Beyond Lab: tips for bioinformatics

Thursday, February 19, 2009

tips for bioinformatics

This was from a talk by Joel Dudley, originally posted by Shirley Wu at http://shirleywho.wordpress.com/2009/02/11/tips-and-tricks-for-software-engineering-in-bioinformatics-talk-by-joel-dudley/.

Quite useful if you want to start programming something...

1. Learn UNIX. It’s quick, it’s powerful, it’s easy to learn. What often takes several lines to code in a scripting language can usually be reduced to a single line on the command line.

2. Be jack of all trades, but master of ONE. That is, be familiar with most programming languages, but be really good at one of them. In the hierarchy of languages, VB and C are more “primitive” while Ruby and Python are most “advanced” - he recommends starting with one of the more advanced languages if you are new to programming. Out of Ruby and Python, Python will probably give you more bang for your buck, due to the smorgasbord of libraries available and broad acceptance (e.g. academic labs, Google). In addition, there are lots of bridges between languages, such as Jython (Java and Python) and JRuby (Java and Ruby) so expert knowledge of one is usually sufficient for you to make a lot of things work practically everywhere.

3. Don’t reinvent the wheel. “Frameworks are your friends.” Take advantage of large existing projects like BioPython/Perl/Ruby/Java, Django, Rails, etc which contain lots of ready to go code for practically everything.
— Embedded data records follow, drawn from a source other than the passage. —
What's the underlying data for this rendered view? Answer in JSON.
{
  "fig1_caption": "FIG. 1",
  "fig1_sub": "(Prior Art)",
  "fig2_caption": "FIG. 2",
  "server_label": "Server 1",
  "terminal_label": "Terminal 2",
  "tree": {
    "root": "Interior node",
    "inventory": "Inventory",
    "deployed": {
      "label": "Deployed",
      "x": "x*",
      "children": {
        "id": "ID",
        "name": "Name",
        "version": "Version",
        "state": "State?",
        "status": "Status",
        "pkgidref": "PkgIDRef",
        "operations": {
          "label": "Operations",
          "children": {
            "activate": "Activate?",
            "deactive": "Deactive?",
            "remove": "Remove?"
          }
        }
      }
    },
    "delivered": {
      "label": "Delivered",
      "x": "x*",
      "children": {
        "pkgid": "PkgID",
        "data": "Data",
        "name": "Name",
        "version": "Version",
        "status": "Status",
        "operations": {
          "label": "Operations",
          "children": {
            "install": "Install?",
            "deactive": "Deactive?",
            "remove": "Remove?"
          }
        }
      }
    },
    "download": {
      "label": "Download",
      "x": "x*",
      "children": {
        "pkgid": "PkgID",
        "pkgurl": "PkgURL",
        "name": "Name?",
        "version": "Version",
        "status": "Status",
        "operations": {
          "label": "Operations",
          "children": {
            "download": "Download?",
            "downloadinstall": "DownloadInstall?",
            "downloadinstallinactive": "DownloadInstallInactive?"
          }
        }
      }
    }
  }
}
Use the internet to find existing code solutions - e.g. Koders is like a Google search for open source code on the web.

4. Learn one text editor really well. Take your pick of Emacs, vi, or a GUI-based editor like TextMate for Macs. The advantage of emacs and vi is that they will be installed on pretty much any system you come across.

5. “Don’t trust yourself”, i.e. use code versioning. Examples are Subversion, CVS, and git. You can even outsource your code hosting with github. Combine this with project management in GForge.
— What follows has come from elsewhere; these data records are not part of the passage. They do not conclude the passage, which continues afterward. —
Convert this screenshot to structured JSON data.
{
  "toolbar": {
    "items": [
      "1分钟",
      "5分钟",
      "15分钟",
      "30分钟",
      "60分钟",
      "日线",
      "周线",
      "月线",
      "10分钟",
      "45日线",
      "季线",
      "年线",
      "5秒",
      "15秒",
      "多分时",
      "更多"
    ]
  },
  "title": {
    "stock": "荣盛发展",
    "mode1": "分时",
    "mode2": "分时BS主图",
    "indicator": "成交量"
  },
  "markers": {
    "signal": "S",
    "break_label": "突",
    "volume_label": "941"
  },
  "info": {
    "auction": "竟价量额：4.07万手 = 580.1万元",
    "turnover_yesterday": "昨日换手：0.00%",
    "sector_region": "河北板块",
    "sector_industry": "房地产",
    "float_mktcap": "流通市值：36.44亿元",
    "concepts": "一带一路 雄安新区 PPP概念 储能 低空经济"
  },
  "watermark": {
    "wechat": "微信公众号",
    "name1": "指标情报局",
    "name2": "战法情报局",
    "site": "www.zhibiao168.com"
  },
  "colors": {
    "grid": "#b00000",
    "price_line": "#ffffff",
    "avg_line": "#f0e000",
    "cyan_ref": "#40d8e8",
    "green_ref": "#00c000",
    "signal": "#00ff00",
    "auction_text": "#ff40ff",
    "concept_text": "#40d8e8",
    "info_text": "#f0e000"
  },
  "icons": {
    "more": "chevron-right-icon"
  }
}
6. Don’t be afraid to use more than 3 letters to define a variable. Having short variable names won’t make the code run faster. It will, however, make the code more difficult for others (and you, 3 months from now) to understand!
Photo by archeon on Flickr

7. Balance architecture and accomplishment. You may be tempted to create something that is complete, elegant, and perfectly structured. This will likely be a waste of time. It’s ok to sacrifice a little bit of structure to get something that actually works.
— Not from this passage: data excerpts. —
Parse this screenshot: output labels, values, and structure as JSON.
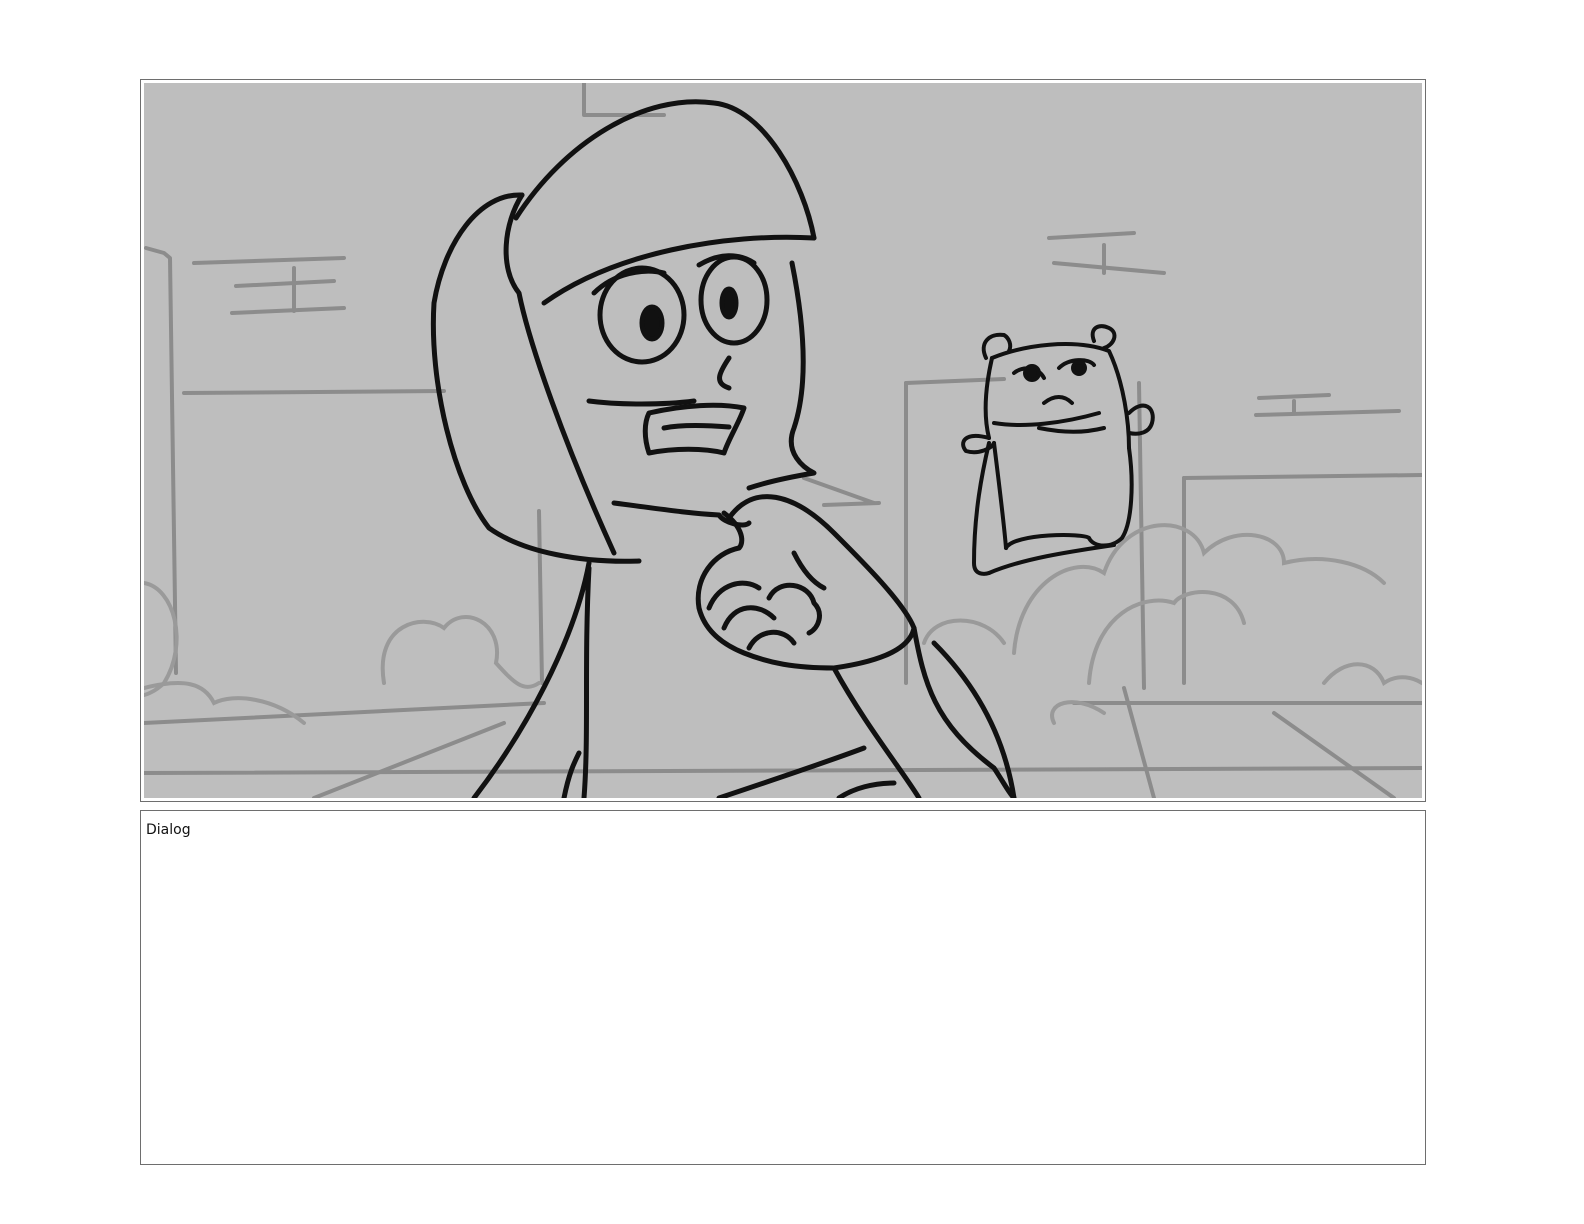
{
  "panel": {
    "background_color": "#bebebe",
    "line_color": "#111111",
    "background_line_color": "#8c8c8c"
  },
  "dialog": {
    "label": "Dialog"
  }
}
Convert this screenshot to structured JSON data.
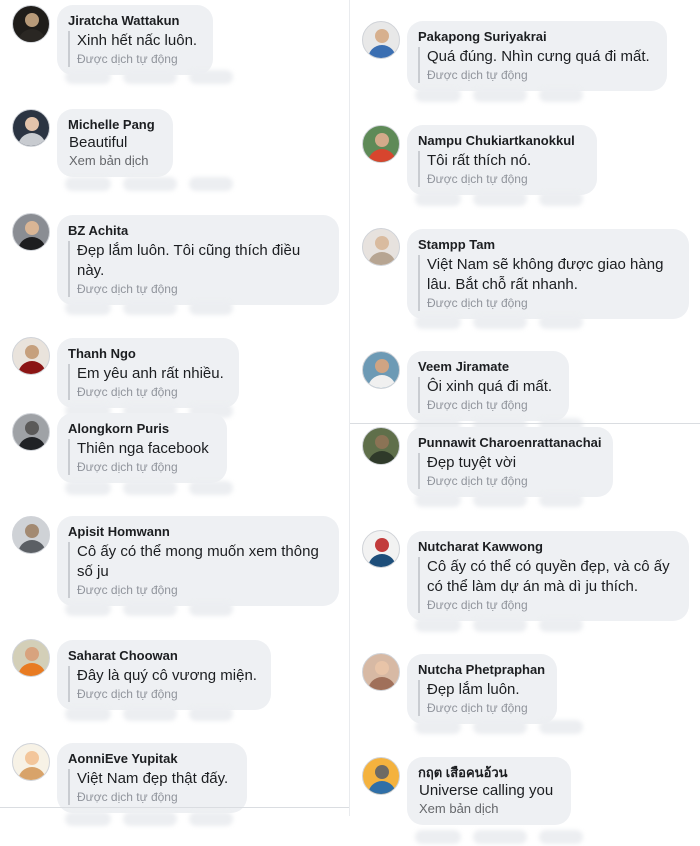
{
  "left_column": [
    {
      "name": "Jiratcha Wattakun",
      "text": "Xinh hết nấc luôn.",
      "note": "Được dịch tự động",
      "avatar": {
        "bg": "#1f1d1a",
        "skin": "#b79a79",
        "cloth": "#2a2723"
      }
    },
    {
      "name": "Michelle Pang",
      "text": "Beautiful",
      "note": "Xem bản dịch",
      "avatar": {
        "bg": "#2b3442",
        "skin": "#e3c3ab",
        "cloth": "#c8cbd0"
      }
    },
    {
      "name": "BZ Achita",
      "text": "Đẹp lắm luôn. Tôi cũng thích điều này.",
      "note": "Được dịch tự động",
      "avatar": {
        "bg": "#8a8d93",
        "skin": "#d9b595",
        "cloth": "#1d1d1f"
      }
    },
    {
      "name": "Thanh Ngo",
      "text": "Em yêu anh rất nhiều.",
      "note": "Được dịch tự động",
      "avatar": {
        "bg": "#e9e3dc",
        "skin": "#c6a07d",
        "cloth": "#8b1414"
      }
    },
    {
      "name": "Alongkorn Puris",
      "text": "Thiên nga facebook",
      "note": "Được dịch tự động",
      "avatar": {
        "bg": "#9fa2a6",
        "skin": "#5b5a59",
        "cloth": "#202225"
      }
    },
    {
      "name": "Apisit Homwann",
      "text": "Cô ấy có thể mong muốn xem thông số ju",
      "note": "Được dịch tự động",
      "avatar": {
        "bg": "#cfd2d6",
        "skin": "#a38a72",
        "cloth": "#5b5f64"
      }
    },
    {
      "name": "Saharat Choowan",
      "text": "Đây là quý cô vương miện.",
      "note": "Được dịch tự động",
      "avatar": {
        "bg": "#d3cfb8",
        "skin": "#d8a37e",
        "cloth": "#e87b22"
      }
    },
    {
      "name": "AonniEve Yupitak",
      "text": "Việt Nam đẹp thật đấy.",
      "note": "Được dịch tự động",
      "avatar": {
        "bg": "#f7f2e6",
        "skin": "#f3c69b",
        "cloth": "#d8a36a"
      }
    }
  ],
  "right_column": [
    {
      "name": "Pakapong Suriyakrai",
      "text": "Quá đúng. Nhìn cưng quá đi mất.",
      "note": "Được dịch tự động",
      "avatar": {
        "bg": "#e8e8e8",
        "skin": "#d7b08e",
        "cloth": "#3b6fb2"
      }
    },
    {
      "name": "Nampu Chukiartkanokkul",
      "text": "Tôi rất thích nó.",
      "note": "Được dịch tự động",
      "avatar": {
        "bg": "#5e8a57",
        "skin": "#d3aa8a",
        "cloth": "#d7452e"
      }
    },
    {
      "name": "Stampp Tam",
      "text": "Việt Nam sẽ không được giao hàng lâu. Bắt chỗ rất nhanh.",
      "note": "Được dịch tự động",
      "avatar": {
        "bg": "#e7e2de",
        "skin": "#d9bb9f",
        "cloth": "#b7a592"
      }
    },
    {
      "name": "Veem Jiramate",
      "text": "Ôi xinh quá đi mất.",
      "note": "Được dịch tự động",
      "avatar": {
        "bg": "#6d9ab5",
        "skin": "#cfa483",
        "cloth": "#f0f0f0"
      }
    },
    {
      "name": "Punnawit Charoenrattanachai",
      "text": "Đẹp tuyệt vời",
      "note": "Được dịch tự động",
      "avatar": {
        "bg": "#5f6f4a",
        "skin": "#8b7355",
        "cloth": "#2f3a2a"
      }
    },
    {
      "name": "Nutcharat Kawwong",
      "text": "Cô ấy có thể có quyền đẹp, và cô ấy có thể làm dự án mà dì ju thích.",
      "note": "Được dịch tự động",
      "avatar": {
        "bg": "#f2f2f2",
        "skin": "#c23b3b",
        "cloth": "#1d4e7a"
      }
    },
    {
      "name": "Nutcha Phetpraphan",
      "text": "Đẹp lắm luôn.",
      "note": "Được dịch tự động",
      "avatar": {
        "bg": "#d7b9a4",
        "skin": "#e8c4a8",
        "cloth": "#a0705a"
      }
    },
    {
      "name": "กฤต เสือคนอ้วน",
      "text": "Universe calling you",
      "note": "Xem bản dịch",
      "avatar": {
        "bg": "#f4b23e",
        "skin": "#6d6a64",
        "cloth": "#2f6fa8"
      }
    }
  ]
}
8. Automate documentation. Documentation is necessary, but it’s a pain to write. So come up with a convention for your headers and make it automatic. Use available tools like Doxygen, JavaDoc, and RDoc, many of which are free.

The above are generic for academic-level software engineering. Some tips that more specifically address high-throughput biomedical computing:

9. Kill the flat file (sort of). This is the most common file format used in bioinformatics, but it hardly lends itself efficient computation. A common task we want to do with the file is read in the data and store it keyed so that we can look up specific pieces of the data later. Hate databases? Cringe at SQL? If you can represent your data as key/value pairs, consider using an embeddable database like the open source BerkeleyDB (now licensed by Oracle), which require no administration. If you don’t mind SQL, but hate the administration, SQLite allows you to create embedded, serverless databases. Other options that go beyond the relational database concept are CouchDB (”a distributed, fault-tolerant and schema-free document-oriented database accessible via a RESTful HTTP/JSON API”) and Hypertable (”a high performance distributed data storage system”).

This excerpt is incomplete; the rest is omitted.